Reminiscing on an attack on the Supreme Court of Pakistan by Pakistan Muslim League activists, he writes, “In 1997, Mian Munir, Tariq Aziz, Mian Miraj and Akhtar Rasool were scapegoated for the incident while Shahbaz Sharif was making announcements on a loudspeaker, asking the workers, who had stormed the Supreme Court building, not to leave without having qeemaywalay (meat-filled) naan at Punjab House.” On the tussle of former Prime Minister Nawaz Sharif with the then Chief Justice of Pakistan Sajjad Ali Shah, he recounts, “One day Nawaz Sharif asked his close aide and Foreign Minister Gohar Ayub if Chief Justice Sajjad Ali Shah could be arrested and put in jail even for a night.”

 

Shujaat also narrates an interesting incident about former Punjab IG Police Rana Maqbool, who had reached Karachi to arrest the then Army Chief Pervez Musharraf at Karachi Airport after Nawaz Sharif sacked him. Rana Maqbool asked the then PML-N Sindh President Ghous Ali Shah to accompany him to the airport. “If we succeeded in arresting Musharraf, well and good, but if we fail we will tell him we came here to receive him,” Rana Maqbool told Ghous Ali Shah. “When the Sharif family was going to Jeddah to live in exile, Ghous Ali Shah asked Shahbaz Sharif about where they were going. Shahbaz informed him they were going to meet somebody and would return in two weeks,” he narrates.

 

The PML-Q leader also lifts the lid on the issue of nuclear proliferation and scientist Dr.
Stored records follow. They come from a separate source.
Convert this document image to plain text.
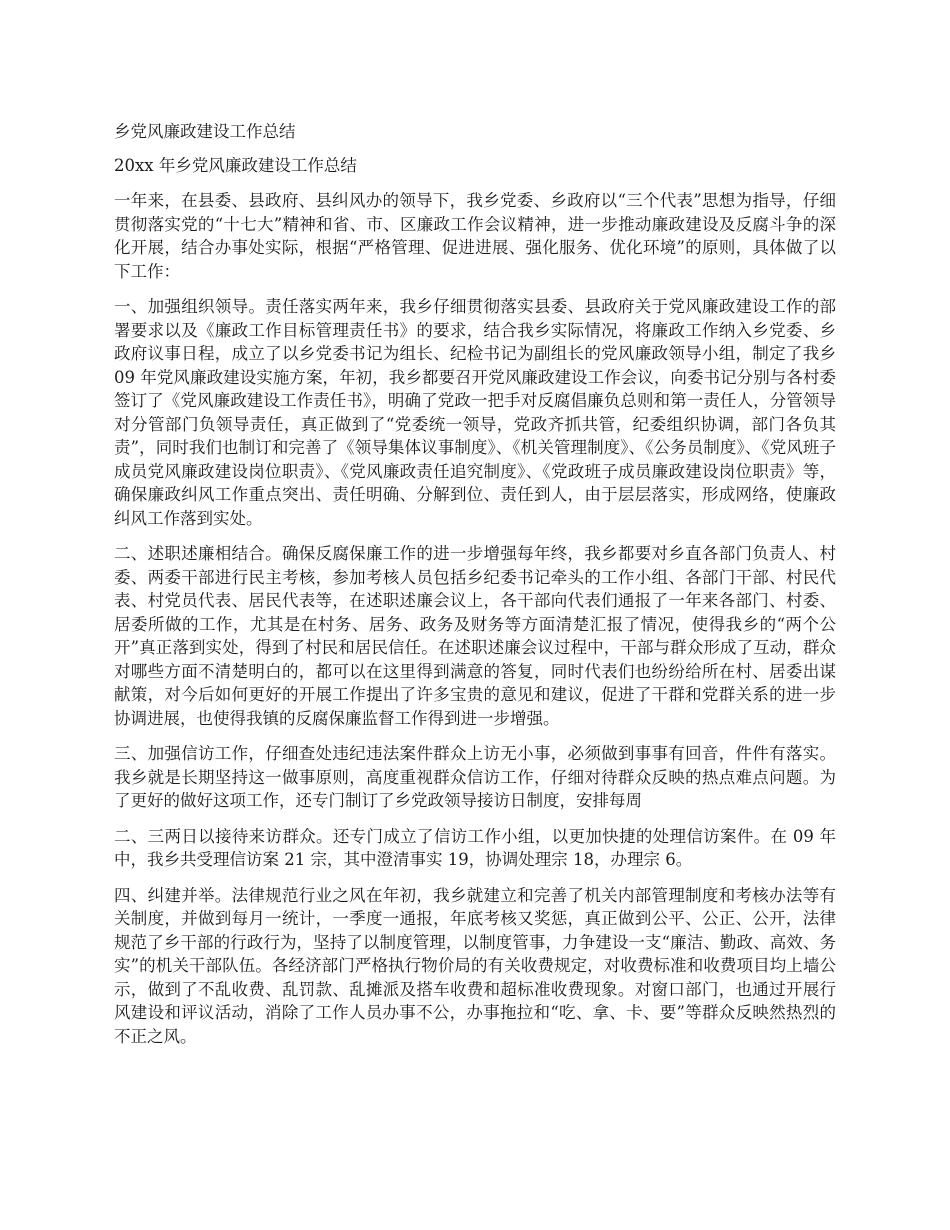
乡党风廉政建设工作总结

20xx 年乡党风廉政建设工作总结

一年来，在县委、县政府、县纠风办的领导下，我乡党委、乡政府以“三个代表”思想为指导，仔细贯彻落实党的“十七大”精神和省、市、区廉政工作会议精神，进一步推动廉政建设及反腐斗争的深化开展，结合办事处实际，根据“严格管理、促进进展、强化服务、优化环境”的原则，具体做了以下工作：

一、加强组织领导。责任落实两年来，我乡仔细贯彻落实县委、县政府关于党风廉政建设工作的部署要求以及《廉政工作目标管理责任书》的要求，结合我乡实际情况，将廉政工作纳入乡党委、乡政府议事日程，成立了以乡党委书记为组长、纪检书记为副组长的党风廉政领导小组，制定了我乡 09 年党风廉政建设实施方案，年初，我乡都要召开党风廉政建设工作会议，向委书记分别与各村委签订了《党风廉政建设工作责任书》，明确了党政一把手对反腐倡廉负总则和第一责任人，分管领导对分管部门负领导责任，真正做到了“党委统一领导，党政齐抓共管，纪委组织协调，部门各负其责”，同时我们也制订和完善了《领导集体议事制度》、《机关管理制度》、《公务员制度》、《党风班子成员党风廉政建设岗位职责》、《党风廉政责任追究制度》、《党政班子成员廉政建设岗位职责》等，确保廉政纠风工作重点突出、责任明确、分解到位、责任到人，由于层层落实，形成网络，使廉政纠风工作落到实处。

二、述职述廉相结合。确保反腐保廉工作的进一步增强每年终，我乡都要对乡直各部门负责人、村委、两委干部进行民主考核，参加考核人员包括乡纪委书记牵头的工作小组、各部门干部、村民代表、村党员代表、居民代表等，在述职述廉会议上，各干部向代表们通报了一年来各部门、村委、居委所做的工作，尤其是在村务、居务、政务及财务等方面清楚汇报了情况，使得我乡的“两个公开”真正落到实处，得到了村民和居民信任。在述职述廉会议过程中，干部与群众形成了互动，群众对哪些方面不清楚明白的，都可以在这里得到满意的答复，同时代表们也纷纷给所在村、居委出谋献策，对今后如何更好的开展工作提出了许多宝贵的意见和建议，促进了干群和党群关系的进一步协调进展，也使得我镇的反腐保廉监督工作得到进一步增强。

三、加强信访工作，仔细查处违纪违法案件群众上访无小事，必须做到事事有回音，件件有落实。我乡就是长期坚持这一做事原则，高度重视群众信访工作，仔细对待群众反映的热点难点问题。为了更好的做好这项工作，还专门制订了乡党政领导接访日制度，安排每周

二、三两日以接待来访群众。还专门成立了信访工作小组，以更加快捷的处理信访案件。在 09 年中，我乡共受理信访案 21 宗，其中澄清事实 19，协调处理宗 18，办理宗 6。

四、纠建并举。法律规范行业之风在年初，我乡就建立和完善了机关内部管理制度和考核办法等有关制度，并做到每月一统计，一季度一通报，年底考核又奖惩，真正做到公平、公正、公开，法律规范了乡干部的行政行为，坚持了以制度管理，以制度管事，力争建设一支“廉洁、勤政、高效、务实”的机关干部队伍。各经济部门严格执行物价局的有关收费规定，对收费标准和收费项目均上墙公示，做到了不乱收费、乱罚款、乱摊派及搭车收费和超标准收费现象。对窗口部门，也通过开展行风建设和评议活动，消除了工作人员办事不公，办事拖拉和“吃、拿、卡、要”等群众反映然热烈的不正之风。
Qadeer. “When Pakistan was under the radar of international players and was being subjected to intense foreign pressure, Musharraf sent barrister SM Zafar and me to Dr. Qadeer, convincing him to apologize to the nation.” He reveals that he was asked to meet Qadeer alone. When he met him, the scientist rejected the allegations of nuclear materials theft and took him to his house and showed him the furniture of his wife had brought as dowry, arguing that he even could not afford to buy new furniture. “Qadeer’s apology enhanced his dignity in my eyes,” he notes.

 

At one point, he writes that former Prime Minister Shaukat Aziz complained about the then Chief Justice of Pakistan Iftikhar Muhammad Chaudhry to Pervez Musharraf, who removed him. After the unanimous reinstatement of Iftikhar Chaudhry on July 20, 2007, Shujaat says he had advised Musharraf to resolve differences with him. “Musharraf accepted it, however, his aides did not allow him.” He also reveals the observation of Pervez Musharraf about Mir Zafarullah Khan Jamali, whom he labelled “extremely lazy” as Musharraf used to complain that he woke up at noon. “I advised Jamali to resign after his relationship with Musharraf deteriorated.” On the Lal Masjid incident, he says Abdur Rashid Ghazi trusted him and before his death he had handed over his two adopted daughters to him, which are still under his guardianship.

 

The book offers significant insight into Pakistan politics in a light manner. It was launched two months ahead of the general elections. Elections in Pakistan have always been rigged and influenced by international forces. It should serve as a timely warning to take steps to ensure fair and free elections for the better future of Pakistan.